第六章 ネクロマンサー
「おいてめえ! 黙ってればぺらぺらと喋りやがって」と怒気を含んだエドガーを制したのは、エリザベートだった。
「分かった。私はどうしてもこの任務を遂行しなければならない。お前も私達全員に勝てるだなんて思っていなだろう。利害は一致している。途中までは行動を共にしよう」
「い、いいのかよ、おい」と驚いた声を上げるエドガー。浮かない顔をしながらも蓮さんは「何にせよ僕やエドガーでは出来ないことがここでは多そうだ。彼女の意志を汲もう」と言うと、ベルは蓮さんに、
「ありがとう。僕らは気が合いそうだよね。その刀からも分かるよ」と言うなり、蓮さんの瞳の色が変わり、俺まで鳥肌が立ってしまい、さすがの彼も慌てて「失礼。一緒にしてほしくないのかな。まあ、短い間でも僕を利用して、お互いの目的を達成しようじゃない」
「なあ、ベルチェニコフ。ベルの目的って何?」と俺が質問をしてみる。彼は少し黙ってから、また微笑みを浮かべて言った「行けば分かるというか、僕も謎を解明するために行くんだよね。だからはっきりとしたことは言えない。ごめんね」
なんだかはぐらかされた気分。というか、それなのに何で自分の力が必要だってことは知っているんだ? ヘラ神官だってそんなこと言ってなかったぞ、というか、ヴァルキリーの神官がネクロマンサーを仲間にしろなんて、普通に考えたら絶対に言わないか……
でもそうしたらなおさら気になる。彼の能力。というか、皆は悪いイメージを持っているみたいだけど、俺ははっきり言ってネクロマンサーがどういう者か、あんまり知らないし。だから彼に質問をしてみることにした。

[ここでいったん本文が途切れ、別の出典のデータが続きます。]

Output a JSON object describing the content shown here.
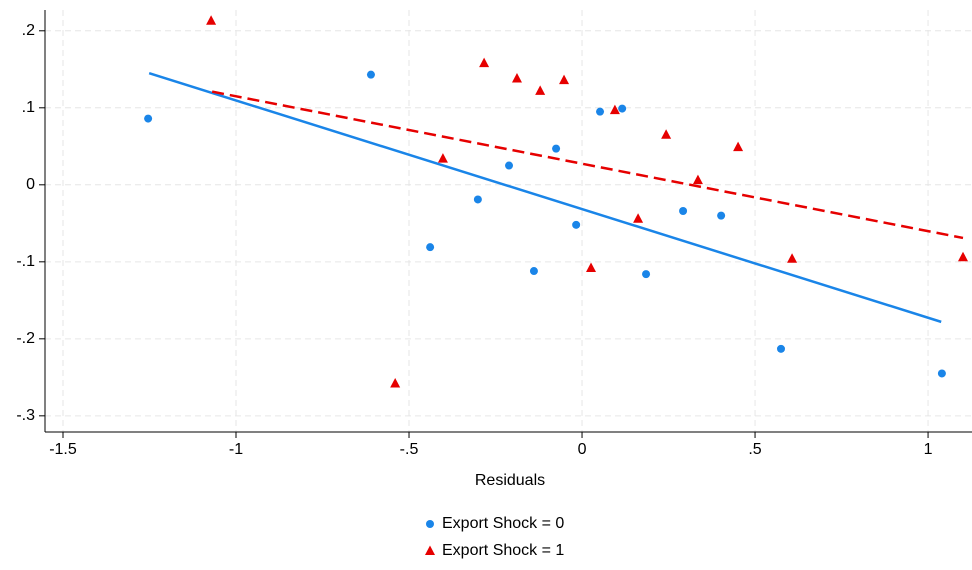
{
  "chart_data": {
    "type": "scatter",
    "x_label": "Residuals",
    "xlim": [
      -1.552,
      1.127
    ],
    "ylim": [
      -0.321,
      0.227
    ],
    "xticks": [
      -1.5,
      -1,
      {
        "value": -0.5,
        "label": "-.5"
      },
      0,
      {
        "value": 0.5,
        "label": ".5"
      },
      1
    ],
    "yticks": [
      {
        "value": 0.2,
        "label": ".2"
      },
      {
        "value": 0.1,
        "label": ".1"
      },
      0,
      {
        "value": -0.1,
        "label": "-.1"
      },
      {
        "value": -0.2,
        "label": "-.2"
      },
      {
        "value": -0.3,
        "label": "-.3"
      }
    ],
    "grid": true,
    "series": [
      {
        "name": "Export Shock = 0",
        "color": "#1a85e8",
        "marker": "circle",
        "x": [
          -1.254,
          -0.61,
          -0.439,
          -0.301,
          -0.211,
          -0.139,
          -0.075,
          -0.017,
          0.052,
          0.116,
          0.185,
          0.292,
          0.402,
          0.575,
          1.04
        ],
        "y": [
          0.086,
          0.143,
          -0.081,
          -0.019,
          0.025,
          -0.112,
          0.047,
          -0.052,
          0.095,
          0.099,
          -0.116,
          -0.034,
          -0.04,
          -0.213,
          -0.245
        ],
        "fit": {
          "x": [
            -1.251,
            1.038
          ],
          "y": [
            0.145,
            -0.178
          ],
          "dashed": false
        }
      },
      {
        "name": "Export Shock = 1",
        "color": "#e60000",
        "marker": "triangle",
        "x": [
          -1.072,
          -0.54,
          -0.402,
          -0.283,
          -0.188,
          -0.121,
          -0.052,
          0.026,
          0.095,
          0.162,
          0.243,
          0.335,
          0.451,
          0.607,
          1.101
        ],
        "y": [
          0.213,
          -0.258,
          0.034,
          0.158,
          0.138,
          0.122,
          0.136,
          -0.108,
          0.097,
          -0.044,
          0.065,
          0.006,
          0.049,
          -0.096,
          -0.094
        ],
        "fit": {
          "x": [
            -1.069,
            1.101
          ],
          "y": [
            0.121,
            -0.069
          ],
          "dashed": true
        }
      }
    ]
  }
}
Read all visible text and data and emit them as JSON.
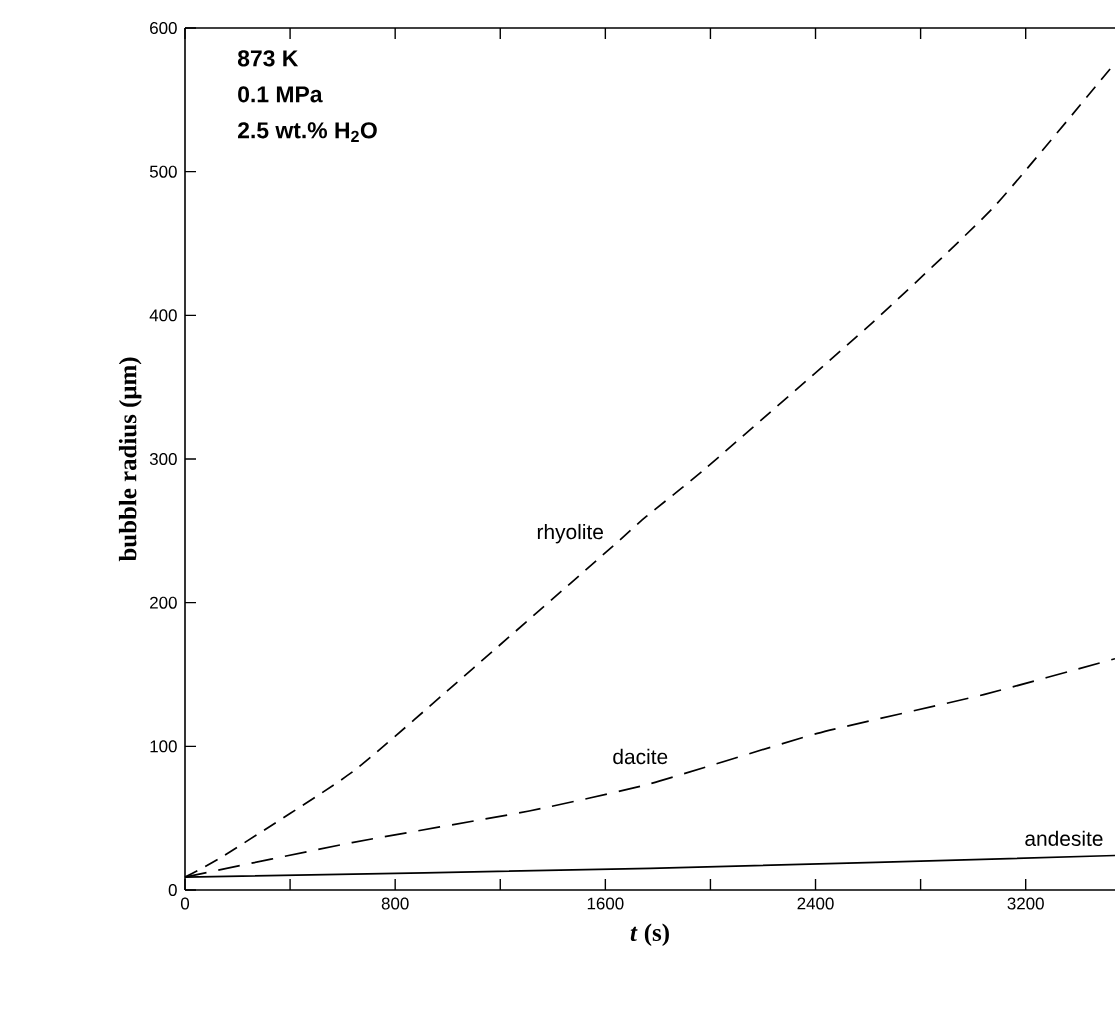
{
  "chart_data": {
    "type": "line",
    "xlabel": "*t* (s)",
    "ylabel": "bubble radius (μm)",
    "annotations": [
      "873 K",
      "0.1 MPa",
      "2.5 wt.% H$_{2}$O"
    ],
    "xlim": [
      0,
      3540
    ],
    "ylim": [
      0,
      600
    ],
    "xticks": [
      0,
      800,
      1600,
      2400,
      3200
    ],
    "yticks": [
      0,
      100,
      200,
      300,
      400,
      500,
      600
    ],
    "marker": "none",
    "series": [
      {
        "name": "rhyolite",
        "color": "#000000",
        "line_style": "dashed",
        "x": [
          0,
          149,
          636,
          1101,
          1608,
          1756,
          1985,
          2617,
          3082,
          3528
        ],
        "values": [
          9,
          24,
          82,
          155,
          236,
          260,
          294,
          395,
          476,
          573
        ]
      },
      {
        "name": "dacite",
        "color": "#000000",
        "line_style": "loosely dashed",
        "x": [
          0,
          636,
          1310,
          1771,
          2407,
          3040,
          3540
        ],
        "values": [
          9,
          33,
          55,
          74,
          109,
          136,
          161
        ]
      },
      {
        "name": "andesite",
        "color": "#000000",
        "line_style": "solid",
        "x": [
          0,
          1771,
          3540
        ],
        "values": [
          9,
          15,
          24
        ]
      }
    ]
  }
}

彼は少し意外そうな顔をしてから、すぐに人懐っこい笑顔を浮かべて話し出す。
「死霊使いって言ったらイメージ悪いじゃん。でもね、別に利用するのは死体だけじゃない。土、岩、石、泥、からゴーレムを作り出したり、後は死んで間もない死者や呪縛霊になっている者を操ったり、魔界の悪魔や堕天使と契約して、対価と引き換えに冒険を手伝ってもらったりね。命のない物にかりそめの生命を与える者。まあ、召喚士の中でも死の領域に特化した者と考えてもらえたら楽なのかな」
「なるほど。だったら、死者と話すとかできるんですか?」
「うーん。それはシャーマン技能であり神官の技能でもある。勿論僕らも出来るけれど、問題はその『死んでしまった人』の望みを叶える、波長が合うのが誰かってことなんだよね。だから普通の人が亡くなったとして話が出来るのは、神官が一番適任かもしれないね」
普通の人? ってことは、不幸な死に方をした人達の声を彼は聞くことができるってことなのだろうか。それを求めて彼はこんな所に来ているんだろうか?
「すると、ベルさんは、存在してはならない帝国で、誰かに会う必要があるんですか?」
彼はにやりと笑い「そう。そうだと思うよ。多分」
うーん、何か隠し事があるにせよ、悪い人には見えない気がするのは、俺が未だ新米冒険者だからだろうか? 俺がぼんやりとそう思っていると、ベルさんはエリザベートに近づいて「コンパスを貸してくれない?」と尋ねた。数秒間があって、彼女はコンパスを渡す。
すると、そのコンパスの中央部にベルさんの血液が一滴落ちた。そしてコンパスの光は赤銅色に変化すると、まっすぐ向いていたその方向も、少し右側に曲がった。さすがにこれにはエリザベートも驚いたようで、
「どういうことだ。このコンパスの光は正確なはずだ。お前は何者だ? 私達を迷わそうとしているのではないだろうな?」
「そんな怖い顔しないで下さいよ。理由は単純。僕は依然一度あの場所で儀式を受けた。でもそれは不十分なものだった。でも一応僕の身体はあの帝国の場所を記憶してくれているんですよ」
なおも厳しい顔のエリザベートにベルさんは明るい調子で、
「そんなそんな。貴方たちのコンパスの方向だって間違っているわけではないと思いますよ。まるっきり方向違いだったら多分僕らは出会わなかっただろうし。それに僕の感覚ですと、あと一日、二日程度でたどり着くはず」
「そこまで詳しく知っているんなら、その帝国とやらと儀式について教えてもらおうじゃねーか」とエドガーがやや威圧的に口にする。でも、確かにそれは気になるところだ。